Eduard perwakilan buyers dari Amerika Serikat mengatakan, “Saya menikmati IFEX 2019 karena dapat bertemu dengan supplier dan sesama buyers dari negara berbeda. Penyelenggaraan IFEX 2019 sudah terorganisasir dengan baik, produk-produk yang dihadirkan merupakan produk berkualitas terbaik,” ujar Eduard.
HIMKI Harapkan Regulasi yang Lebih Mendukung
Kehadiran Presiden Jokowi pada hari ketiga IFEX 2019 kemarin menambah keyakinan exhibitor dan buyers akan dukungan pemerintah bagi pertumbuhan industri furnitur dan kerajinan Indonesia. Mereka percaya, industri furnitur dan kerajinan Indonesia akan lebih berkembang dengan dukungan pemerintah.
Pada sesi konferensi pers di hari ke-4 IFEX 2019, Soenoto kembali menegaskan masih adanya peraturan pemerintah yang memberatkan industri. Menurutnya masih ada sekitar 42 ribu peraturan yang membebani industri dan dia berharap pemerintah bisa memangkas peraturan tersebut agar industri furnitur dan kerajinan bisa terus berkembang.
Salah satu regulasi yang menjadi sorotan HIMKI adalah Surat Verifikasi Legalitas Kayu (SVLK). Menurut Soenoto SVLK sebaiknya ditiadakan karena akan membebani pelaku bisnis.
“Pemerintah seharusnya menghilangkan SVLK untuk menumbuhkan industri furnitur. SVLK telah menghambat pertumbuhan industri furnitur Indonesia, SVLK cukup di hulu bukan di hilir karena industri hilir hanya sebagai user,” jelas Soenoto.
Selain masalah regulasi, HIMKI juga meminta kepada pemerintah untuk membantu memberikan pelatihan kepada anggota HIMKI dalam hal pengembangan industri furnitur dan desain produk. HIMKI berharap program pelatihan dan pengembangan tersebut bisa melibatkan BPPT karena lembaga ini diyakini dapat membantu UKM furnitur Indonesia dalam hal penerapan teknologi terkini.
Pelibatan teknologi akan membuat produk furnitur dan kerajinan Indonesia semakin berkualitas dan mampu bersaing dengan produk mancanegara.

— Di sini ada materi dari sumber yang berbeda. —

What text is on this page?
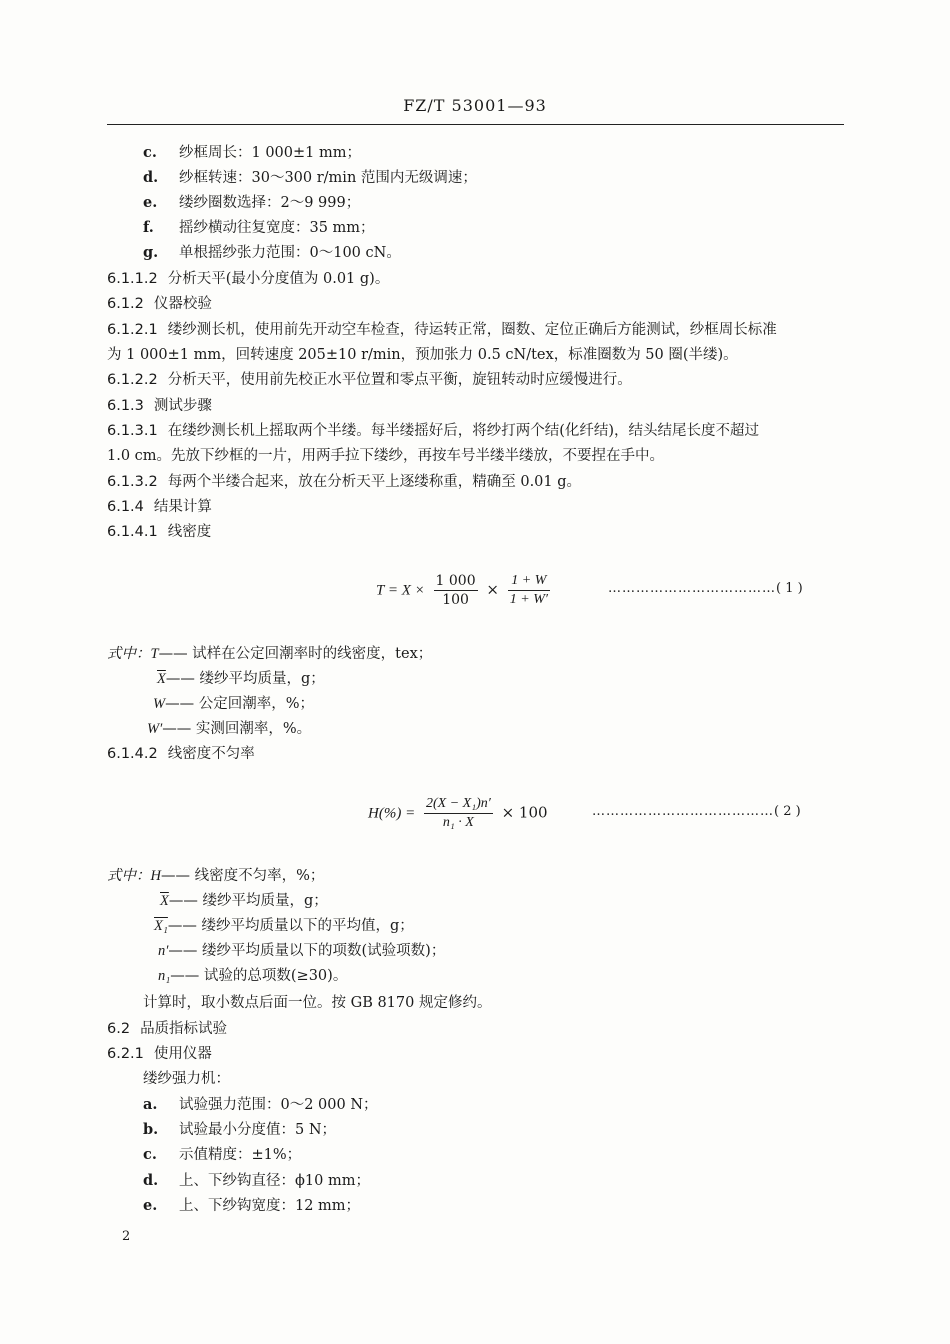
FZ/T 53001—93
c. 纱框周长：1 000±1 mm；
d. 纱框转速：30～300 r/min 范围内无级调速；
e. 缕纱圈数选择：2～9 999；
f. 摇纱横动往复宽度：35 mm；
g. 单根摇纱张力范围：0～100 cN。
6.1.1.2 分析天平(最小分度值为 0.01 g)。
6.1.2 仪器校验
6.1.2.1 缕纱测长机，使用前先开动空车检查，待运转正常，圈数、定位正确后方能测试，纱框周长标准
为 1 000±1 mm，回转速度 205±10 r/min，预加张力 0.5 cN/tex，标准圈数为 50 圈(半缕)。
6.1.2.2 分析天平，使用前先校正水平位置和零点平衡，旋钮转动时应缓慢进行。
6.1.3 测试步骤
6.1.3.1 在缕纱测长机上摇取两个半缕。每半缕摇好后，将纱打两个结(化纤结)，结头结尾长度不超过
1.0 cm。先放下纱框的一片，用两手拉下缕纱，再按车号半缕半缕放，不要捏在手中。
6.1.3.2 每两个半缕合起来，放在分析天平上逐缕称重，精确至 0.01 g。
6.1.4 结果计算
6.1.4.1 线密度
$T = X \times \frac{1 000}{100} \times \frac{1 + W}{1 + W'}$	………………………………( 1 )
式中：T—— 试样在公定回潮率时的线密度，tex；
$\overline{X}——$ 缕纱平均质量，g；
W—— 公定回潮率，%；
W′—— 实测回潮率，%。
6.1.4.2 线密度不匀率
$H(\%) = \frac{\text{2(X − X₁)n′}}{\text{n₁ · X}} \times 100$	…………………………………( 2 )
式中：H—— 线密度不匀率，%；
$\overline{X}——$ 缕纱平均质量，g；
X₁—— 缕纱平均质量以下的平均值，g；
n′—— 缕纱平均质量以下的项数(试验项数)；
n₁—— 试验的总项数(≥30)。
计算时，取小数点后面一位。按 GB 8170 规定修约。
6.2 品质指标试验
6.2.1 使用仪器
缕纱强力机：
a. 试验强力范围：0～2 000 N；
b. 试验最小分度值：5 N；
c. 示值精度：±1%；
d. 上、下纱钩直径：ϕ10 mm；
e. 上、下纱钩宽度：12 mm；
2
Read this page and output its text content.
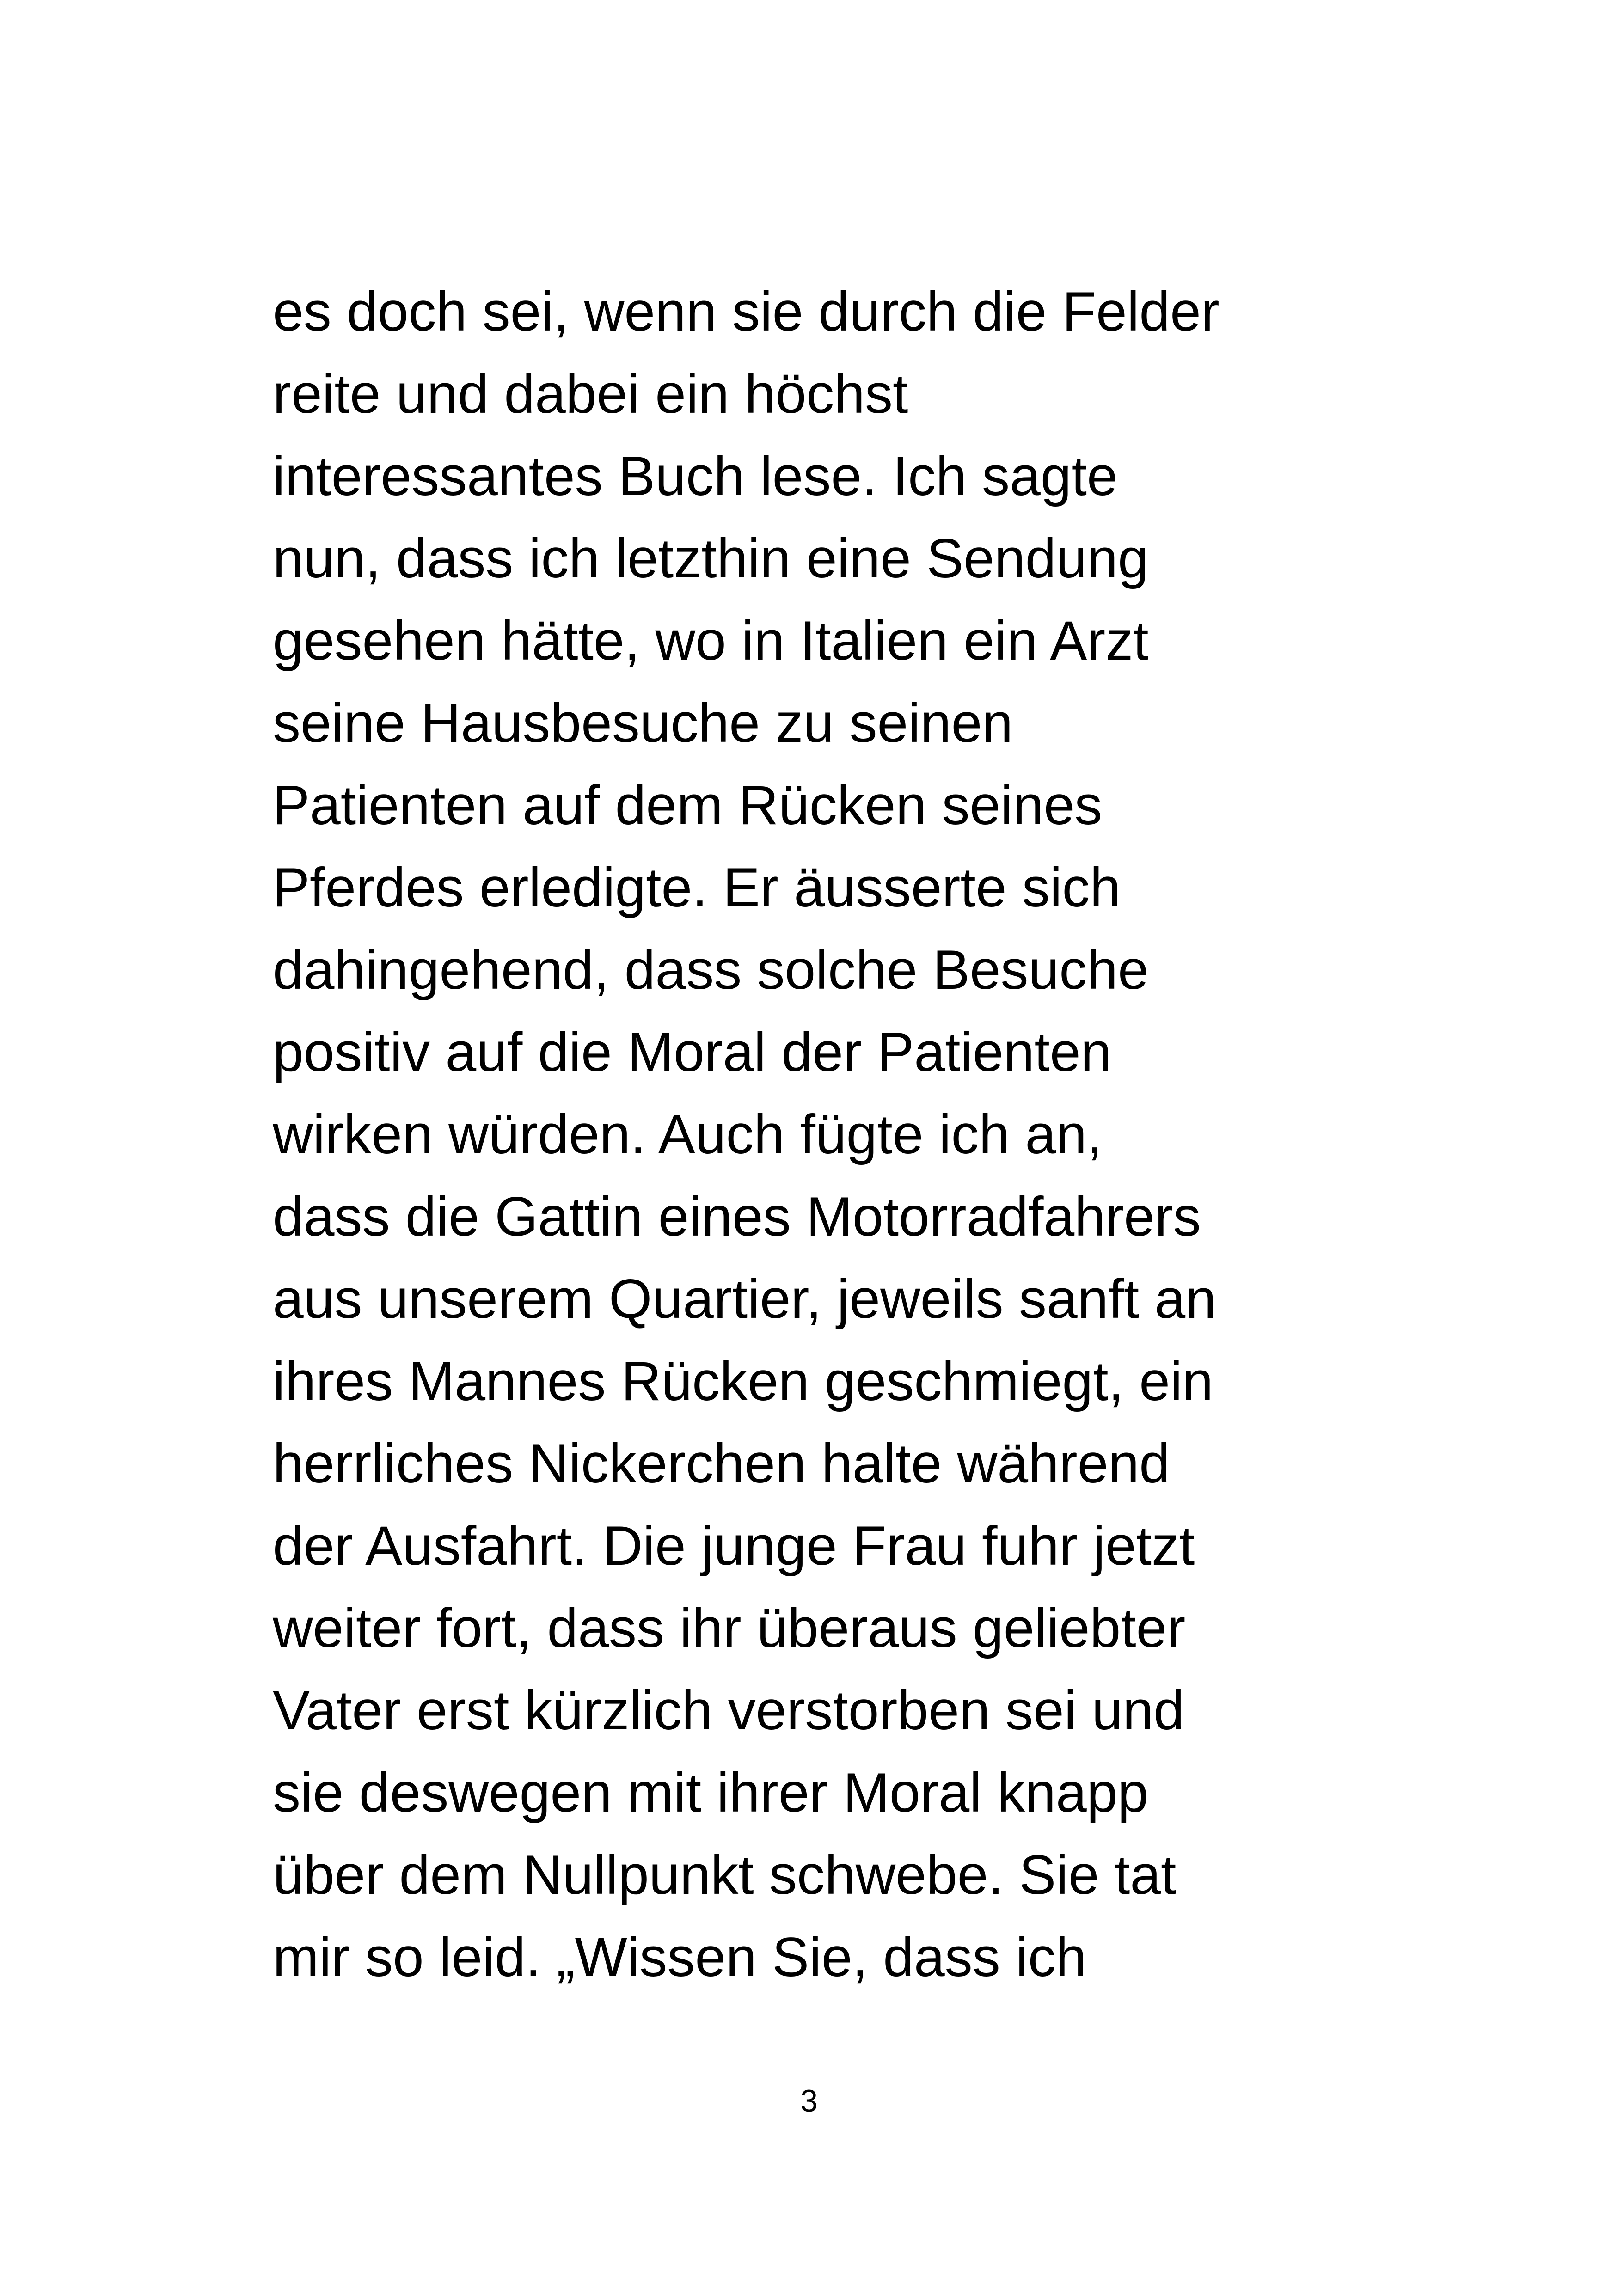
es doch sei, wenn sie durch die Felder
reite und dabei ein höchst
interessantes Buch lese. Ich sagte
nun, dass ich letzthin eine Sendung
gesehen hätte, wo in Italien ein Arzt
seine Hausbesuche zu seinen
Patienten auf dem Rücken seines
Pferdes erledigte. Er äusserte sich
dahingehend, dass solche Besuche
positiv auf die Moral der Patienten
wirken würden. Auch fügte ich an,
dass die Gattin eines Motorradfahrers
aus unserem Quartier, jeweils sanft an
ihres Mannes Rücken geschmiegt, ein
herrliches Nickerchen halte während
der Ausfahrt. Die junge Frau fuhr jetzt
weiter fort, dass ihr überaus geliebter
Vater erst kürzlich verstorben sei und
sie deswegen mit ihrer Moral knapp
über dem Nullpunkt schwebe. Sie tat
mir so leid. „Wissen Sie, dass ich
3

Soenoto mengingatkan bahwa kebanyakan pelaku bisnis furnitur dan kerajinan Indonesia merupakan pengusaha kecil yang selalu butuh pendampingan dalam hal perluasan pasar dan modal usaha. Sebagai pengusaha kecil, mereka masih belum paham kemana produk mereka akan dijual serta permodalan mereka yang masih minim. Industri mebel dan kerajinan merupakan industri potensial untuk menghasilkan pendapatan negara dan mengurangi angka pengangguran.
“Jika pemerintah mampu memenuhi permintaan tersebut, maka tidak lama lagi industri ini akan bisa tumbuh dua digit seperti pernyataan Presiden Jokowi saat berkunjung ke IFEX 2019,” tutur Soenoto.